Но когда дело доходит до вопросов, касающихся войны, опрошенные немцы начинают дружно демонстрировать странности. Ведут себя нелогично, как обжегшиеся дети. Например, не верят в то, что война возможна, — но в то же время все настойчивее выступают за усиление ПВО. Сомневаются в том, что в случае ядерной войны можно выжить, — но строят бомбоубежища. Демонстрируют явный оптимизм — но создают запасы на случай ядерной войны. Они неспособны сопротивляться [правительственной] кампании внушения о необходимости создания ПВО и неспособны противостоять своим хомячьим инстинктам — но при этом они догадываются о полной бессмысленности и того, и другого. Говоря иначе, мозги у них промыты еще не до конца.

 

ДЕМОКРАТИЯ

Все рассказы о том, что [западным] немцам теперь присуще явно извращенное представление о демократии, — ерунда. Только пятеро из каждых ста опрошенных считают существование оппозиции «совершенно излишним». Более двух третей, напротив, убеждены в ее «крайней необходимости» или, по крайней мере, «абсолютной естественности».

А когда речь заходит о свободе, люди точно знают, что они имеют в виду: свободу слова. В 1949 году для них еще была более важной свобода от бедствий и нужды, лишь четверть считала самой главной свободу слова. Но вот в 1963 году свободу слова считала главной уже более половины опрошенных — на 10 % больше, чем за год до того. Очевидно, сыграло свою роль «дело “Шпигеля”». Ставки Закона о чрезвычайном положении понизились. В Алленсбахском списке наказов [канцлеру] зафиксировано пожелание 33 %: «Позаботиться о том, чтобы демократические правила игры соблюдались лучше».

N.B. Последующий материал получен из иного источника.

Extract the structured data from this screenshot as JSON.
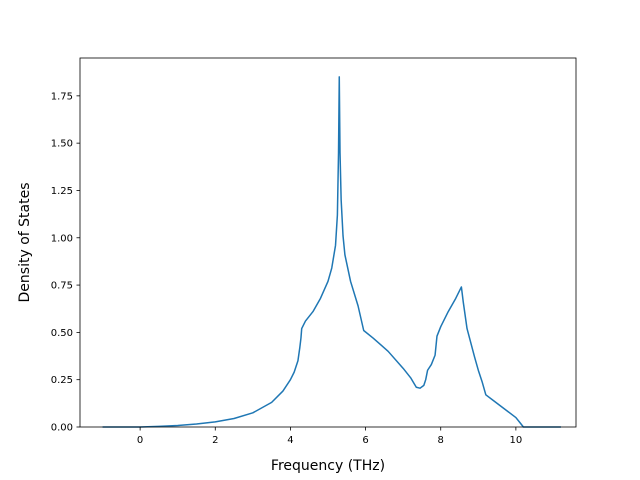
{
  "chart_data": {
    "type": "line",
    "title": "",
    "xlabel": "Frequency (THz)",
    "ylabel": "Density of States",
    "xlim": [
      -1.6,
      11.6
    ],
    "ylim": [
      0,
      1.95
    ],
    "grid": false,
    "legend": "none",
    "xticks": [
      0,
      2,
      4,
      6,
      8,
      10
    ],
    "xtick_labels": [
      "0",
      "2",
      "4",
      "6",
      "8",
      "10"
    ],
    "yticks": [
      0,
      0.25,
      0.5,
      0.75,
      1.0,
      1.25,
      1.5,
      1.75
    ],
    "ytick_labels": [
      "0.00",
      "0.25",
      "0.50",
      "0.75",
      "1.00",
      "1.25",
      "1.50",
      "1.75"
    ],
    "series": [
      {
        "color": "#1f77b4",
        "x": [
          -1.0,
          0.0,
          0.5,
          1.0,
          1.5,
          2.0,
          2.5,
          3.0,
          3.5,
          3.8,
          4.0,
          4.1,
          4.2,
          4.25,
          4.28,
          4.3,
          4.4,
          4.6,
          4.8,
          5.0,
          5.1,
          5.2,
          5.25,
          5.28,
          5.3,
          5.32,
          5.35,
          5.4,
          5.45,
          5.6,
          5.8,
          5.95,
          6.2,
          6.6,
          7.0,
          7.2,
          7.35,
          7.45,
          7.55,
          7.6,
          7.65,
          7.75,
          7.85,
          7.9,
          8.0,
          8.2,
          8.4,
          8.55,
          8.6,
          8.7,
          8.9,
          9.0,
          9.1,
          9.2,
          9.4,
          9.8,
          10.0,
          10.1,
          10.2,
          10.5,
          11.2
        ],
        "y": [
          0.0,
          0.0,
          0.003,
          0.008,
          0.016,
          0.027,
          0.045,
          0.075,
          0.13,
          0.19,
          0.25,
          0.29,
          0.35,
          0.42,
          0.47,
          0.52,
          0.56,
          0.61,
          0.68,
          0.77,
          0.84,
          0.96,
          1.12,
          1.45,
          1.85,
          1.45,
          1.2,
          1.01,
          0.91,
          0.77,
          0.64,
          0.51,
          0.47,
          0.4,
          0.31,
          0.26,
          0.21,
          0.205,
          0.22,
          0.25,
          0.3,
          0.33,
          0.38,
          0.48,
          0.53,
          0.61,
          0.68,
          0.74,
          0.66,
          0.52,
          0.37,
          0.3,
          0.24,
          0.17,
          0.14,
          0.08,
          0.05,
          0.025,
          0.0,
          0.0,
          0.0
        ]
      }
    ]
  }
}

Идея «большой коалиции» пользуется поддержкой. Опрошенные считают, что новый канцлер должен похоронить разногласия между ХДС и СДПГ, создав такую структуру, которая обеспечивала бы плодотворное сотрудничество между ХДС и СДПГ (45 %). А вот влияние церкви в политике должно быть устранено (40 %).

 

ИТОГИ И ВЫВОДЫ

Очевидно, что [западные] немцы вовсе не так аполитичны, как это нам пытаются внушить, ссылаясь на результаты последних выборов. Они вовсе не такие профаны, они ориентируются в ситуации и не боятся высказывать свое мнение. Они вовсе не черпают все свои суждения из газеты «Бильд», вовсе не согласны во всех вопросах с ХДС, они не до такой степени антикоммунистичны и набожны, как это Некоторым хотелось представить. «Скрытая болезнь демократии — это вовсе не присущее гражданам отсутствие интереса к политике, а все большая неполнота их чувства коллективизма», — считают алленсбахцы Элизабет Нёлле и Герхард Шмидтхен. А что было бы, если бы этому чувству коллективизма добавить хоть немного значимости? Популярность Эрхарда от этого не пострадала бы, вот уж точно.